No plano da culpa, atendemos, como já se disse, ao dever subjectivo de cuidado e à previsibilidade individual da realização típica. Para que exista culpa negligente é necessário que o agente possa, de acordo com as suas capacidades pessoais, cumprir o dever de cuidado a que estava obrigado; deve portanto comprovar-se se o autor, de acordo com as suas qualidades e capacidade individual, estava em condições de satisfazer as correspondentes exigências objectivas. Para tanto, deve ter-se em atenção a sua inteligência, formação, experiência de vida; deve olhar-se também às especialidades da situação em que se actua (medo, perturbação, fadiga).
Se o agente, por uma deficiência mental ou física, ao tempo da sua actuação não estava em condições de corresponder às exigências de cuidado, não poderá ser censurado pela sua conduta.
 Ao tipo de culpa dos crimes negligentes pertence assim a previsibilidade individual (subjectiva). Quer dizer: a previsibilidade do resultado típico e do processo causal nos seus elementos essenciais deverá verificar-se não só no plano objectivo, mas igualmente no plano subjectivo, de acordo com a capacidade individual do agente.

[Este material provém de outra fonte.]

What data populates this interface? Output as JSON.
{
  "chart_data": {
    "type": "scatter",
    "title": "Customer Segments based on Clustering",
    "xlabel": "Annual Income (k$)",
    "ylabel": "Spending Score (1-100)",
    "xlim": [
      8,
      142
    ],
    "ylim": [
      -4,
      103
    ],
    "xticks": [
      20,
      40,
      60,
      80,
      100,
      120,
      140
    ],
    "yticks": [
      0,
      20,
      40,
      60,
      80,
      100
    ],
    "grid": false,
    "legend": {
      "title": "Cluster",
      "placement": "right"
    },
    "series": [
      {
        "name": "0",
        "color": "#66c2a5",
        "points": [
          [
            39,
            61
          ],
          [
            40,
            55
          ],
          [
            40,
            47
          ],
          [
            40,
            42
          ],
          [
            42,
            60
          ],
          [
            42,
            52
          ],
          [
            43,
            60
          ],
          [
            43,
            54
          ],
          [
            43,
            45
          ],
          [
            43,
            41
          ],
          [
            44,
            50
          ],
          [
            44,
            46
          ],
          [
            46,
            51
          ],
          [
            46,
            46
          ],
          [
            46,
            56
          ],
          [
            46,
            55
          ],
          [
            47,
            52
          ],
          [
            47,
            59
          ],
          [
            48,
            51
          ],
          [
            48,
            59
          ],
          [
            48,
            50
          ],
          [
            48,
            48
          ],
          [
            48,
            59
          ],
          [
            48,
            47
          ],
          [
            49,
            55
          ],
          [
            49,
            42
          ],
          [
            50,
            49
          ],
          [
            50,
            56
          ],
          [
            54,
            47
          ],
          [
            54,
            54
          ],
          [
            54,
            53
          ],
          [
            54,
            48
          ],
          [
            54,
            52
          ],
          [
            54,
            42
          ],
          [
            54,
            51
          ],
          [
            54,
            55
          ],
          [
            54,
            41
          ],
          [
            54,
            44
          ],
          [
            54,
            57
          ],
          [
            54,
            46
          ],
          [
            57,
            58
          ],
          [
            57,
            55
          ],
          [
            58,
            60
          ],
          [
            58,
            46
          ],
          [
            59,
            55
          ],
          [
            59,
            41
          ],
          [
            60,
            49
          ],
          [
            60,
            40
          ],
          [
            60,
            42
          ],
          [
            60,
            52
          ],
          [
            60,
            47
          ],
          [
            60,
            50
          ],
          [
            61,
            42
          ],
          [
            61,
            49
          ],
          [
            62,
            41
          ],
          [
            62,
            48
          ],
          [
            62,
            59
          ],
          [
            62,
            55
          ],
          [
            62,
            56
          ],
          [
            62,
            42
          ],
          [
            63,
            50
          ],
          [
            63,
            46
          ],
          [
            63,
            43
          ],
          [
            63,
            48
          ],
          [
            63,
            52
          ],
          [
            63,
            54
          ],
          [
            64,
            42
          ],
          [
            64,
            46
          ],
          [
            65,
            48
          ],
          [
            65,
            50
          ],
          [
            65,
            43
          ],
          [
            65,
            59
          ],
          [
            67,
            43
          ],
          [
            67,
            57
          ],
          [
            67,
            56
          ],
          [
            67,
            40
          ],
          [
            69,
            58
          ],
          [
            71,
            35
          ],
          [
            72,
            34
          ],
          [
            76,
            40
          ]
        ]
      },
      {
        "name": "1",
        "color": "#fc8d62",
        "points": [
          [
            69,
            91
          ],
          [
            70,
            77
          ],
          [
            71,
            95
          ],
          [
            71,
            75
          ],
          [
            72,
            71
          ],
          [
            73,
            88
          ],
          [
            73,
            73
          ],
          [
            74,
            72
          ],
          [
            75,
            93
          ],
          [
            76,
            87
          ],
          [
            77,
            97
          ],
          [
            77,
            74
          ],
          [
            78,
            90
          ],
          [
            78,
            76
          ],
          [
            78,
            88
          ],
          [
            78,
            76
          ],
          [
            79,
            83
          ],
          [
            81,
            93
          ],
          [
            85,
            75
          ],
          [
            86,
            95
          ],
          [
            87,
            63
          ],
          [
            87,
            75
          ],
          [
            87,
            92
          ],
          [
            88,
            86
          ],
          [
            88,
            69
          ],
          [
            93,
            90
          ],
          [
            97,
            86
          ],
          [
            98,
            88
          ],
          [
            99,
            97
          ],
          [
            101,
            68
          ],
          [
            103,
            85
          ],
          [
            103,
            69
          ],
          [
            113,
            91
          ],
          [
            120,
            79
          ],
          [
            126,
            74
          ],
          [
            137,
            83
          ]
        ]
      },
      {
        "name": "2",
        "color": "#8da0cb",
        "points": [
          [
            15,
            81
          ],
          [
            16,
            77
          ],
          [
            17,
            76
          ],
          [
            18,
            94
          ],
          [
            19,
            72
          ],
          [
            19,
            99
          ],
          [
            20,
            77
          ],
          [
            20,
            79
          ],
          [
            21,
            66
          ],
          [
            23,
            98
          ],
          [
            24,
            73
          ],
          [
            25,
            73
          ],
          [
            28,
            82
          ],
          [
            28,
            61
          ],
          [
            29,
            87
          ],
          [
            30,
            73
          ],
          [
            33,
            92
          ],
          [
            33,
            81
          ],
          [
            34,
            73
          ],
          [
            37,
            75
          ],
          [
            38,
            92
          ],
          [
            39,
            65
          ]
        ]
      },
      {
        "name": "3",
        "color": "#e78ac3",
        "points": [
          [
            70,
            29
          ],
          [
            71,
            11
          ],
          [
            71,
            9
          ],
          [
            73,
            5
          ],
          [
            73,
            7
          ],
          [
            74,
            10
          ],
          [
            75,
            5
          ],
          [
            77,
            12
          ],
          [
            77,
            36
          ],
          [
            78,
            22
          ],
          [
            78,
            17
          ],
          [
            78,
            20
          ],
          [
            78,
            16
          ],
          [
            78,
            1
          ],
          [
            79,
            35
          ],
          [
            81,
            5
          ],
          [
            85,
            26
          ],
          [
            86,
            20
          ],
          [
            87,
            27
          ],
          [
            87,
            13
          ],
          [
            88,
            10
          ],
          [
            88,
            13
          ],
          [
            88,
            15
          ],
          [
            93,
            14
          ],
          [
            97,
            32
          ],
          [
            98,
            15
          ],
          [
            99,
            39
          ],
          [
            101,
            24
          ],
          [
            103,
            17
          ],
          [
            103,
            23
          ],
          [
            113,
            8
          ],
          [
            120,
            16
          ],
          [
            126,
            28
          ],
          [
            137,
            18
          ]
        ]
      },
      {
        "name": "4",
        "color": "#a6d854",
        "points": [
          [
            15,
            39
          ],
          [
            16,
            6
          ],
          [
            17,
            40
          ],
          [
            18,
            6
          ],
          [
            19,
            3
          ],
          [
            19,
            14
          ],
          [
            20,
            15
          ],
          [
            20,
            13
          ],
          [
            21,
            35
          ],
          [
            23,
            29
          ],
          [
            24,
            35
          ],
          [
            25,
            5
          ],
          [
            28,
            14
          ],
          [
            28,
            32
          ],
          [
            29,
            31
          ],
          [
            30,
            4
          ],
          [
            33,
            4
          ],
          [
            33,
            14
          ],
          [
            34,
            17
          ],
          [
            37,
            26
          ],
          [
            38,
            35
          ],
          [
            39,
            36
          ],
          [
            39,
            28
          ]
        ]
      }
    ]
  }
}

Na negligência inconsciente o agente não chega sequer a representar a possibilidade de realização do facto, ficando excluída a previsibilidade individual, especialmente por falhas de inteligência ou de experiência. Na negligência consciente o agente representa sempre como possível a realização de um facto que preenche um tipo de crime.




([1]) Na descrição típica da exposição ou abandono (artigo 138º) alargou-se em 1998 a âmbito da incriminação a todos os casos em que o agente deixe a vítima indefesa, desde que sobre ela recaia o dever de a guardar, vigiar ou assistir. É da violação deste dever — e não da debilidade da vítima — que resulta o carácter desvalioso e censurável da conduta. Assim, praticará o crime, por exemplo, o montanhista que, guiando uma expedição, abandonar um turista, criando um perigo para a sua vida.

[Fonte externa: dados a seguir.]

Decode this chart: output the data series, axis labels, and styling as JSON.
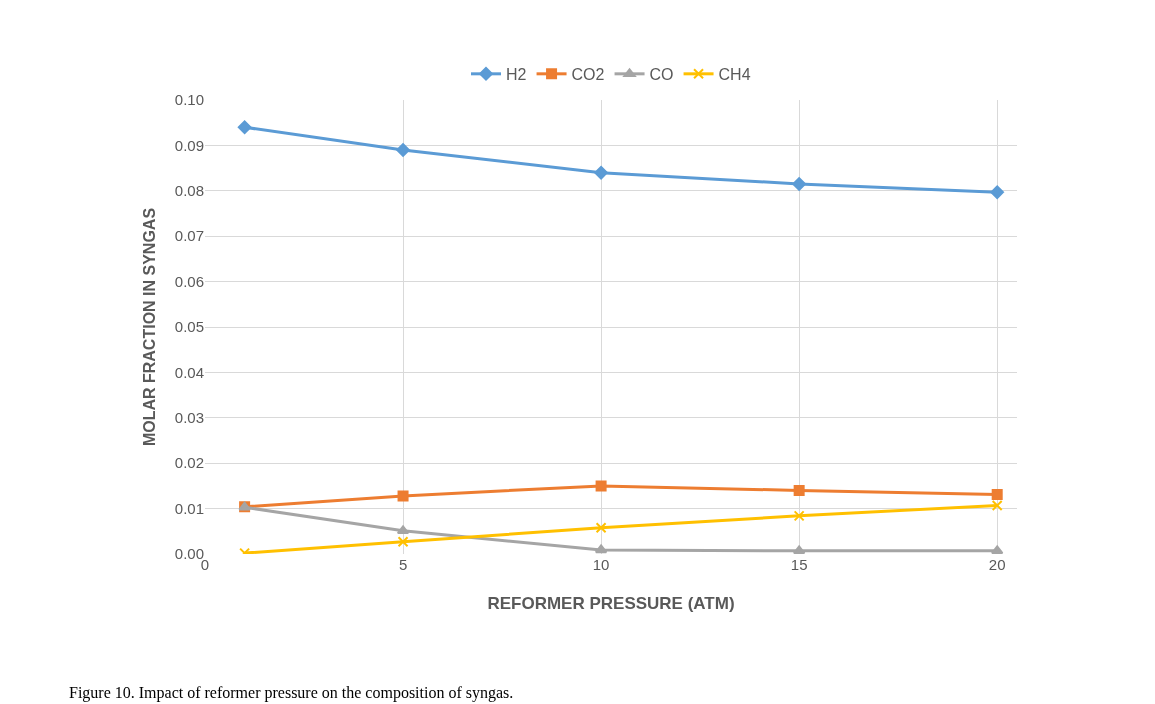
{
  "chart_data": {
    "type": "line",
    "xlabel": "REFORMER PRESSURE (ATM)",
    "ylabel": "MOLAR FRACTION IN SYNGAS",
    "x": [
      1,
      5,
      10,
      15,
      20
    ],
    "series": [
      {
        "name": "H2",
        "color": "#5b9bd5",
        "marker": "diamond",
        "values": [
          0.094,
          0.089,
          0.084,
          0.0815,
          0.0797
        ]
      },
      {
        "name": "CO2",
        "color": "#ed7d31",
        "marker": "square",
        "values": [
          0.0104,
          0.0128,
          0.015,
          0.014,
          0.0131
        ]
      },
      {
        "name": "CO",
        "color": "#a5a5a5",
        "marker": "triangle",
        "values": [
          0.0103,
          0.0051,
          0.0009,
          0.0007,
          0.0007
        ]
      },
      {
        "name": "CH4",
        "color": "#ffc000",
        "marker": "cross",
        "values": [
          0.0002,
          0.0027,
          0.0058,
          0.0084,
          0.0107
        ]
      }
    ],
    "xlim": [
      0,
      20.5
    ],
    "xticks": [
      0,
      5,
      10,
      15,
      20
    ],
    "ylim": [
      0,
      0.1
    ],
    "yticks": [
      {
        "value": 0,
        "label": "0.00"
      },
      {
        "value": 0.01,
        "label": "0.01"
      },
      {
        "value": 0.02,
        "label": "0.02"
      },
      {
        "value": 0.03,
        "label": "0.03"
      },
      {
        "value": 0.04,
        "label": "0.04"
      },
      {
        "value": 0.05,
        "label": "0.05"
      },
      {
        "value": 0.06,
        "label": "0.06"
      },
      {
        "value": 0.07,
        "label": "0.07"
      },
      {
        "value": 0.08,
        "label": "0.08"
      },
      {
        "value": 0.09,
        "label": "0.09"
      },
      {
        "value": 0.1,
        "label": "0.10"
      }
    ],
    "grid": true,
    "legend": "top",
    "line_style": "solid",
    "annotations": [
      "Figure 10. Impact of reformer pressure on the composition of syngas."
    ]
  }
}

([2]) Discute-se se é configurável um dolo de perigo como um momento de dolo eventual (em que o elemento volitivo do dolo resulta da conformação do agente com o perigo). Diz-se que, se o agente se conforma com a possibilidade de se verificar o perigo, está a conformar-se com a possibilidade de uma possibilidade e, desse modo, com a lesão... e então no nosso caso haveria homicídio voluntário. Quando alguém aceita o risco está a conformar-se com o dano... Maia Gonçalves, sensível à dificuldade da questão, diz que se o agente, podendo prever o resultado, actuou com inconsideração, confiando em que ele se não verificava, ou se não se conformou com a sua verificação, terá praticado este crime. Se pelo contrário ele actuou conformando-se com o resultado, que previra, haverá dolo eventual e, consequentemente, não se verificará este crime, mas o de homicídio voluntário. Mas boa parte da doutrina aceita que é possível representar o perigo, pretendê-lo como tal, para conseguir um objectivo, mas não aceitar o dano, e até nem o representar (cf. Rui Carlos Pereira; Silva Dias).
([3]) Cf., porém, Faria Costa, O perigo, p. 511: por mais maleabilidade ou elasticidade que se empreste à causalidade adequada, dificilmente esta permite que se consiga estabelecer um juízo de causação entre a acção e, por ex., um resultado de perigo. O perigo deve ou tem de ser objectivamente imputado ao agente. Todavia, o perigo não é um estádio que pertença ao mundo do ser causal. O perigo é intencional e estruturalmente um categoria normativa, sem que com isso perca a qualidade de se poder apreender de maneira objectivável.
Nesta perspectiva, por conseguinte, o perigo não é tanto causado pelo agente, antes o perigo é “obra” intencionada do agente, não se concretiza, como acontece no dano/violação, em uma alteração do real verdadeiro, configura antes uma situação com um pequeno, quantas vezes pequeníssimo arco de tempo.